The Federal Trade Commission (FTC) issued a complaint against Weber today for illegally restricting customers’ right to repair their grills. The complaint charges that terms in Weber’s warranty voided it if customers used third-party parts on their grills. Weber is being ordered to remove the illegal terms from its warranty and send and post notices informing customers of the updates.
If Weber violates those terms they are subject to penalties of up to $46,517 per violation in federal court.
This is the FTC’s third right-to-repair lawsuit in as many weeks. Companies that use their warranties to illegally restrict consumers’ right to repair should fix them now.
Samuel Levine, Director of the FTC’s Bureau of Consumer Protection
The right to repair products is covered by the Moss Warranty Act, which prohibits a company from requiring use of a brand name article or service, unless it’s free.
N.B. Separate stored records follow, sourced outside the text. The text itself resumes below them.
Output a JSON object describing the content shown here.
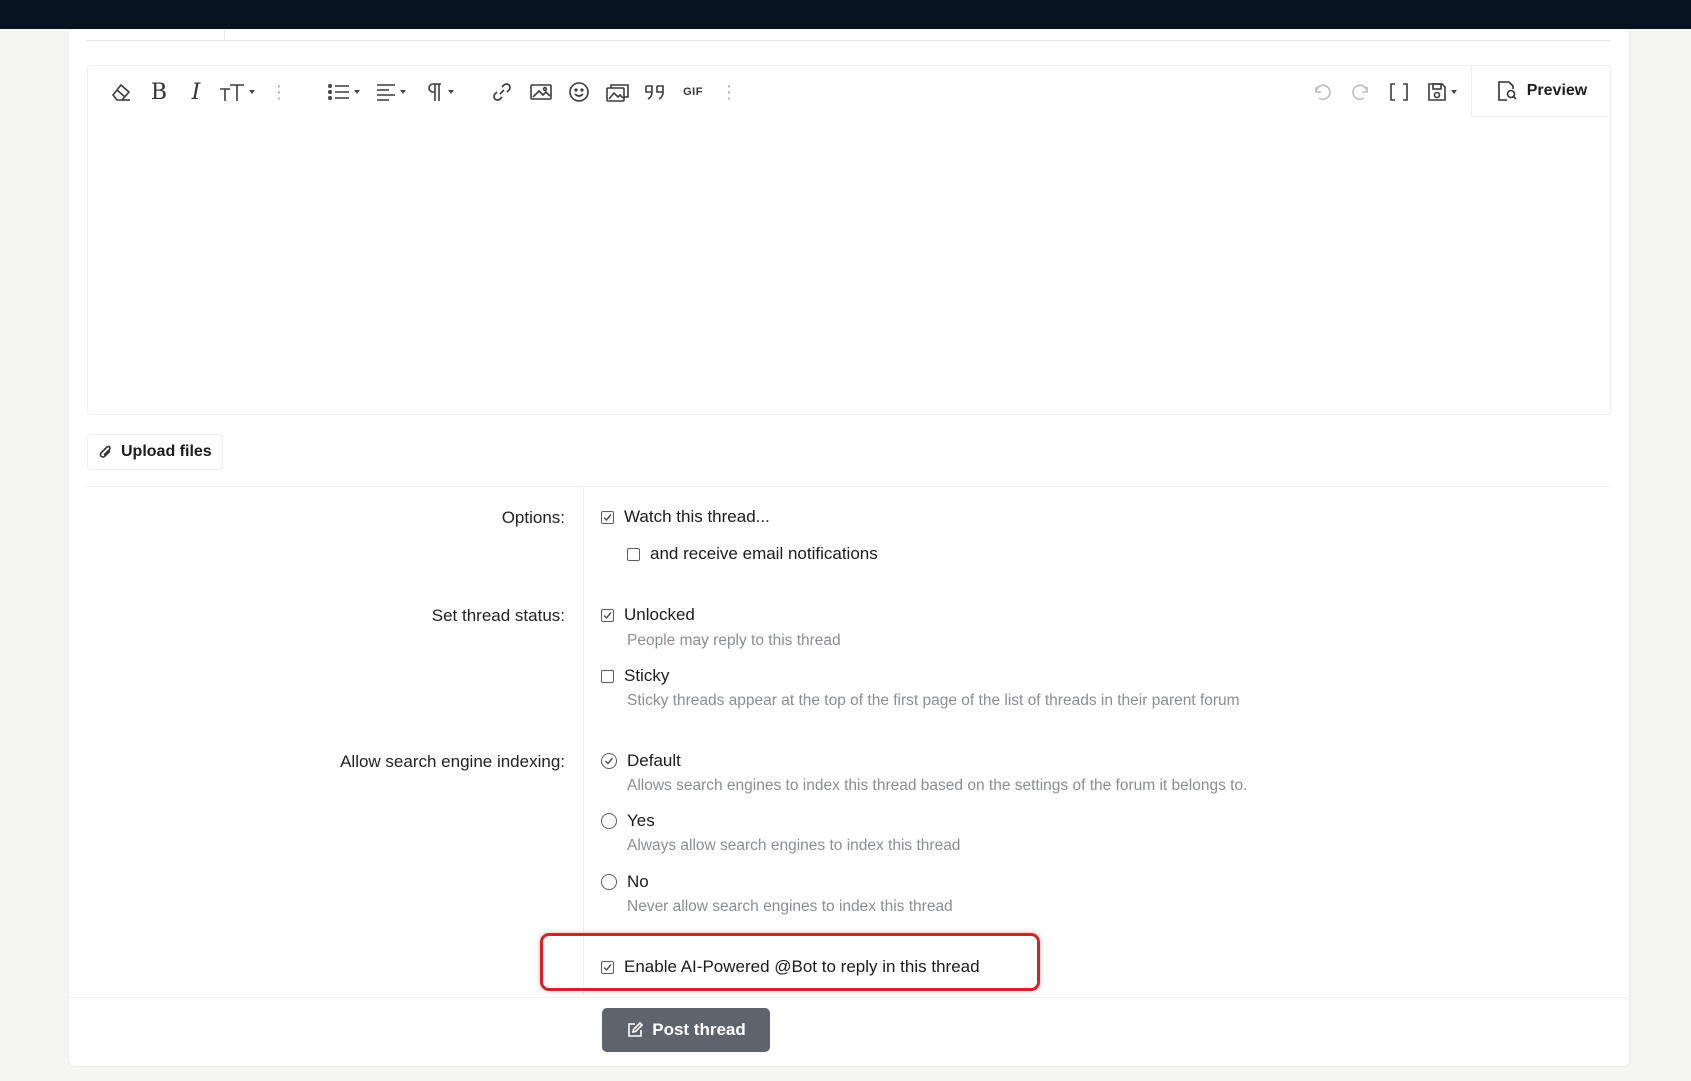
{
  "editor": {
    "toolbar": {
      "preview_label": "Preview",
      "gif_label": "GIF"
    }
  },
  "upload": {
    "label": "Upload files"
  },
  "form": {
    "options": {
      "label": "Options:",
      "watch_thread": {
        "label": "Watch this thread...",
        "checked": true
      },
      "email_notifications": {
        "label": "and receive email notifications",
        "checked": false
      }
    },
    "thread_status": {
      "label": "Set thread status:",
      "unlocked": {
        "label": "Unlocked",
        "hint": "People may reply to this thread",
        "checked": true
      },
      "sticky": {
        "label": "Sticky",
        "hint": "Sticky threads appear at the top of the first page of the list of threads in their parent forum",
        "checked": false
      }
    },
    "search_indexing": {
      "label": "Allow search engine indexing:",
      "selected": "Default",
      "options": [
        {
          "label": "Default",
          "hint": "Allows search engines to index this thread based on the settings of the forum it belongs to."
        },
        {
          "label": "Yes",
          "hint": "Always allow search engines to index this thread"
        },
        {
          "label": "No",
          "hint": "Never allow search engines to index this thread"
        }
      ]
    },
    "ai_bot": {
      "label": "Enable AI-Powered @Bot to reply in this thread",
      "checked": true
    }
  },
  "footer": {
    "post_button_label": "Post thread"
  },
  "colors": {
    "topbar": "#06121f",
    "highlight": "#d3232a",
    "post_button": "#5e646b"
  }
}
The FTC alleges in their complaint that Weber imposed illegal warranty terms that harm consumers and competition in multiple ways, including the following.
- Restricting consumers’ choices by implying that a condition of maintaining warranty coverage was consumers had to use Weber’s parts.
- Costing consumers more money by forcing them to use potentially more expensive Weber branded parts.
- Undercutting independent businesses by not allowing repairers or parts manufacturers to compete on a level playing field.
- Reducing resiliency by holding consumers at the mercy of Weber’s supply chain for parts. This leads to possible restrictions on getting parts when consumers need them and could lead to more waste from grills not being fixed.